Welcome to the continuation of my series Getting Started with Python Integration to SAS Viya. In previous posts, I discussed how to connect to the CAS server, how to execute CAS actions, and how to summarize columns. Now it's time to focus on how to rename columns in CAS tables.
Load and explore data
In SAS Viya we can use the Samples caslib for demonstration data. I'll load the data into the distributed CAS server using my CAS connection object conn, followed by the loadTable action. The loadTable action loads a server-side file into memory. Then I'll reference the CAS table in the tbl object and view the column information using the columnInfo CAS action. Remember, the data in this example is small for training purposes. Processing data in the CAS server's massively parallel processing environment is typically reserved for larger data.

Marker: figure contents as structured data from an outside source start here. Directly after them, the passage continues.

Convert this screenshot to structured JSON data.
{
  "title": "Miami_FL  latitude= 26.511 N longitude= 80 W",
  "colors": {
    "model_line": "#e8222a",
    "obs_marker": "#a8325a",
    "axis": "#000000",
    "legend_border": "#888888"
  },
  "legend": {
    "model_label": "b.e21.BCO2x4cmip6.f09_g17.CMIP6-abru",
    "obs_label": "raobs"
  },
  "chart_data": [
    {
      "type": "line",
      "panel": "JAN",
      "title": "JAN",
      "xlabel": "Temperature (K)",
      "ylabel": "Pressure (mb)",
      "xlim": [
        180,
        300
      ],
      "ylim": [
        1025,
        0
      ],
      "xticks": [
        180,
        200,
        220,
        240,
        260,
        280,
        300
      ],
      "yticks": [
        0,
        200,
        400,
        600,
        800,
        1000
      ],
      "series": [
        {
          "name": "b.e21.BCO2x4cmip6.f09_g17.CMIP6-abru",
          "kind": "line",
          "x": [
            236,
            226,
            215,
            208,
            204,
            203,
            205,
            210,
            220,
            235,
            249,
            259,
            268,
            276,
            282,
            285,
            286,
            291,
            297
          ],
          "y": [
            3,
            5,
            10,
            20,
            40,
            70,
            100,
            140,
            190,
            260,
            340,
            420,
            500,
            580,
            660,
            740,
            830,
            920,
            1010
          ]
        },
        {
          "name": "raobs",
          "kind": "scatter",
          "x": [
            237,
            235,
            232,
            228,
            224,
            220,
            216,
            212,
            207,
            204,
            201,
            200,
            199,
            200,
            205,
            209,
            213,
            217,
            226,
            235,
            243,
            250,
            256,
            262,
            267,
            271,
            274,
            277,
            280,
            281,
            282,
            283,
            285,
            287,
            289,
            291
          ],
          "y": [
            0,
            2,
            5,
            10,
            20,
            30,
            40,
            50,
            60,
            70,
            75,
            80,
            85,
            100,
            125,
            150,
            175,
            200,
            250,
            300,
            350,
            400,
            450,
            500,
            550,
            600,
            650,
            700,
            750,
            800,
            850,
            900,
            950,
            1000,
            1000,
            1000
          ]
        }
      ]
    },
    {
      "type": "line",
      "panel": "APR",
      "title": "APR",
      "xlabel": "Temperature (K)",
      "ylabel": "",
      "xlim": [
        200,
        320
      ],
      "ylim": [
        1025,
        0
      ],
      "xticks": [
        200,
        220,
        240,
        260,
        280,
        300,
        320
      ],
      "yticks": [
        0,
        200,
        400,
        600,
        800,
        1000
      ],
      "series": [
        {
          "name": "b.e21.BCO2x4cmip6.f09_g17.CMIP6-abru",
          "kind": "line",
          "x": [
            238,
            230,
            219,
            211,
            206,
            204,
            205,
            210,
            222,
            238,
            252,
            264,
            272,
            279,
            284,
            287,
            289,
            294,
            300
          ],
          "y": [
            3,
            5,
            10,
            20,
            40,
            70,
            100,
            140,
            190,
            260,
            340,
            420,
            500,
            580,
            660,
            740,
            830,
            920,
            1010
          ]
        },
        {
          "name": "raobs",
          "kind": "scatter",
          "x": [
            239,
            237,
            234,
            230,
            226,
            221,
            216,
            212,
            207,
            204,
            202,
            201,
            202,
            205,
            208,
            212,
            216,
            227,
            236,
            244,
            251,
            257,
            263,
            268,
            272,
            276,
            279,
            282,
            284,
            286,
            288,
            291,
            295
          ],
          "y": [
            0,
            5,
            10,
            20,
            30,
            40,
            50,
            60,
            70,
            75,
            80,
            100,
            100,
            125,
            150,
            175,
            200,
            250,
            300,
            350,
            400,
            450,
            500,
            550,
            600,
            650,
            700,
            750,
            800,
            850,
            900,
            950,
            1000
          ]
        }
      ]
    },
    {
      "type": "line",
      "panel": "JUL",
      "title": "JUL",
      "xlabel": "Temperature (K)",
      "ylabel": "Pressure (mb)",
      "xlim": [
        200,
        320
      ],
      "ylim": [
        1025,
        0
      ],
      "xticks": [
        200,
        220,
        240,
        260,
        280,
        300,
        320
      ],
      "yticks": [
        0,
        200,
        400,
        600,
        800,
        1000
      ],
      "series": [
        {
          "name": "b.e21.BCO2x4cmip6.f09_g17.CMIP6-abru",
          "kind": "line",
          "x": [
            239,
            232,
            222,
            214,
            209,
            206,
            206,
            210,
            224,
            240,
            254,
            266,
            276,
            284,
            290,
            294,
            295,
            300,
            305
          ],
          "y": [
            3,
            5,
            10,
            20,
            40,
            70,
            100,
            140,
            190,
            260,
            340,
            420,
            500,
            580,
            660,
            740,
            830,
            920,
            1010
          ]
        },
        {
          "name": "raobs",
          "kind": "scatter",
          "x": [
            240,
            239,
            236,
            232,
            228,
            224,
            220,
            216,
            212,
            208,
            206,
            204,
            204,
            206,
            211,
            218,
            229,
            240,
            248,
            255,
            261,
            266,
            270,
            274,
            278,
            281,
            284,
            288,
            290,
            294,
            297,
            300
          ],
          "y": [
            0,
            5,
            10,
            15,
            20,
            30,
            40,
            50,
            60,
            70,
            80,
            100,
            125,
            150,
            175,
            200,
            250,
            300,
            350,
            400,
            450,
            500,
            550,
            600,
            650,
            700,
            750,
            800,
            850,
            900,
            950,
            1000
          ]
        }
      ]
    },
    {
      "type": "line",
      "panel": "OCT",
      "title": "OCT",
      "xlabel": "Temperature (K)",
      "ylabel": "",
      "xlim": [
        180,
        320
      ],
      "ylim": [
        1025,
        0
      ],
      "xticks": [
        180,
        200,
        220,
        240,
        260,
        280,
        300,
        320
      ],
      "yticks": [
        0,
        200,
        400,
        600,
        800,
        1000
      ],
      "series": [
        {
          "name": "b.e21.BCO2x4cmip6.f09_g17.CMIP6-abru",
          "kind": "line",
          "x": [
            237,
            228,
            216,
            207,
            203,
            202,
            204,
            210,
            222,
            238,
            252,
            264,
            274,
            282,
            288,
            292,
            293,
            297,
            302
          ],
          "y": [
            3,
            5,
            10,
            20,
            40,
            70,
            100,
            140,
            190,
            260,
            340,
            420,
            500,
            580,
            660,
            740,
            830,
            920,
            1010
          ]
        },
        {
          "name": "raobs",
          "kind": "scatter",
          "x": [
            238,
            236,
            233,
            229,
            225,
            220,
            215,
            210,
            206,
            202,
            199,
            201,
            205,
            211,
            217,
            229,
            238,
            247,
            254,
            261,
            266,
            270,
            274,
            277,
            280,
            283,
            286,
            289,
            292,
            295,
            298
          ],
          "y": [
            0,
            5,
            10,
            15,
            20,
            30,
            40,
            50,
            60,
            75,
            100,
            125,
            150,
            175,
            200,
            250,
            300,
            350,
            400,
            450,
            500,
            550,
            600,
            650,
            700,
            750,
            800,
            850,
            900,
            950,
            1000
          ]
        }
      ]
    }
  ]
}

conn.loadTable(path = 'WATER_CLUSTER.sashdat', caslib = 'samples', casOut = dict(caslib = 'casuser')) tbl = conn.CASTable('water_cluster', caslib='casuser') tbl.columnInfo() |
Rename CAS table columns
To rename a column in a CAS table you will need to use the alterTable CAS action. The alterTable action can rename columns, but it can also rename tables, add labels to tables, drop or keep columns, and modify column attributes like column labels. This post will only focus on how use the rename feature of the action.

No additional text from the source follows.